The Price Of A Stamp On The Rise
An extra 2 cents will be tacked on to the already priced 42-cent stamp by the U.S. Postal Service starting in May.
Tuesday, the U.S. Postal Service announced that the price of a first-class stamp will be 44 cents on May 11.
From now until then, Forever Stamps will be available, which are 42-cent stamps that will remain valid in the future regardless of the rate hikes.
"The Postal Service is not immune to rising costs which are affecting homes and businesses across America today," said Postmaster General John Potter. "Even with the increases, the Postal Service continues to offer some of the lowest postage prices in the world."

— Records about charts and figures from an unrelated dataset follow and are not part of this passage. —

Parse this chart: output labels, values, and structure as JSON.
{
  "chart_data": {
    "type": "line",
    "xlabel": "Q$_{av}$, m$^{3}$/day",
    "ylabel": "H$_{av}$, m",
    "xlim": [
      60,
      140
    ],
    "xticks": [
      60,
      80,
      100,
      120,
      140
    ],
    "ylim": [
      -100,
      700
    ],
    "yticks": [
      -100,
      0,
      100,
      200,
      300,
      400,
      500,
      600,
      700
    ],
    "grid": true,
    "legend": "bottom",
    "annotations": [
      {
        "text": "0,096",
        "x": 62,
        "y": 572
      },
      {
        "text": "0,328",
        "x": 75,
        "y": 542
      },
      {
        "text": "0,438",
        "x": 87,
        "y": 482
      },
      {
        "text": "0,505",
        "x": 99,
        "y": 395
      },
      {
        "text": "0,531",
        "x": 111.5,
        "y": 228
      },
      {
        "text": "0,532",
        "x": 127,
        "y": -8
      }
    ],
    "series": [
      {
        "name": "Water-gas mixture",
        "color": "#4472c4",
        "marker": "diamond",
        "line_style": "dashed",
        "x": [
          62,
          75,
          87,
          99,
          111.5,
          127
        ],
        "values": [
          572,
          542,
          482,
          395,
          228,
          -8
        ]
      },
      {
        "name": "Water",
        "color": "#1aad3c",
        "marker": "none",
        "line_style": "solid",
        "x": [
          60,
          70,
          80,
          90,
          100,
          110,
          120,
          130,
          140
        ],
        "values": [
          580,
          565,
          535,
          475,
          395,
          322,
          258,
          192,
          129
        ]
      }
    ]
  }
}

Postage rates go up annually in May, and the prices are always announced in February.Â The change is tied to the rate inflation in the year before.
The 44-cent rate will cover the first ounce of first-class mail, while the normal 17 cents for each additional ounce will remain the same.
This increase will cost the average household $3-a-year, according to the postal officials estimate.
The Postal Service lost $2.8 billion last year and is predicted to be a much larger loss in the year ahead.
Officials felt that if there was a larger increase due to the extraordinary circumstances, then it would result in a greater decline in mail volume.
The post office has cut costs, reduced work hours, and asked Congress to ease requirements for advance funds for retiree benefits and to allow mail to be delivered five days a week instead of six.
Other changes that will take effect on May 11 are: the postcard stamp increases to 28 cents, the first ounce of large envelope increases to 88 cents, the first ounce of parcel increases to $1.22, and international postcard prices are increased as well.
Most Postal Service shipping services prices were adjusted in January and will not change in May.